Comparato também explorou as razões pelas quais a reação da sociedade diante dos crimes cometidos durante o regime militar é tão branda. Entre elas, ressaltou a influência da herança escravocrata na mentalidade coletiva do povo brasileiro.

"No Brasil, a escravidão dos africanos e afrodescendentes influenciou profundamente a mentalidade coletiva e os costumes sociais, que ficou marcada pela subserviência das classes pobres aos poderosos", disse, realçando que essa subserviência estabelece limites para legislação.

Debatedor

Ao final da exposição de Comparato, o advogado Marco Antônio Rodrigues Barbosa, ex-presidente e integrante da Comissão de Justiça e Paz de São Paulo, fez algumas considerações, retomando pontos enfatizados pelo professor.

Barbosa afirmou que a Comissão Nacional da Verdade vem realizando um importante trabalho na identificação e no reconhecimento de pessoas mortas e desaparecidas, além de ter trazido à tona aspectos fundamentais, como a possibilidade de convocar depoentes, e não de apenas convidá-los.

De acordo com ele, o trabalho da comissão tem potencial e pode levar a uma revisão da Lei da Anistia: "Acho que a luta continua, apesar de todas essas mazelas, violações. Pode ser apenas otimismo, mas ainda tenho esperança. A partir do momento que houve a prolação da sentença de Vladimir Herzog, o juiz determinou expedição de ofício para reconhecer e punir o torturador. É mais um episódio que pode ser suscitado nessa luta que vem sendo empreendida".

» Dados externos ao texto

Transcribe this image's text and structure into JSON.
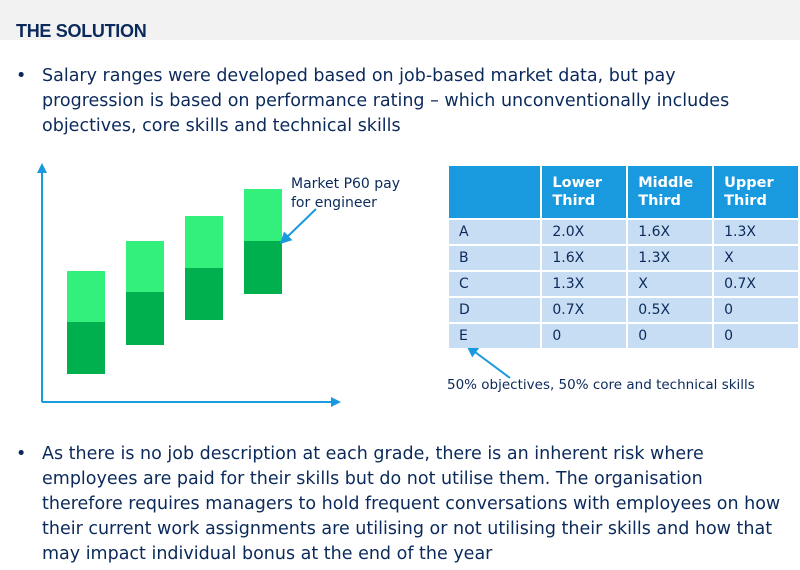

Ao final do evento, o jurista José Gregori, presidente da Comissão de Direitos Humanos da USP e integrante da Cátedra Unesco de Educação para a Paz, Direitos Humanos, Democracia e Tolerância, sediada no IEA, manifestou sua concordância com muitas das ponderações de Comparato, mas ressaltou que, na sua opinião, o processo de consolidação democrática no Brasil vem se mostrando mais sólido do que o argentino.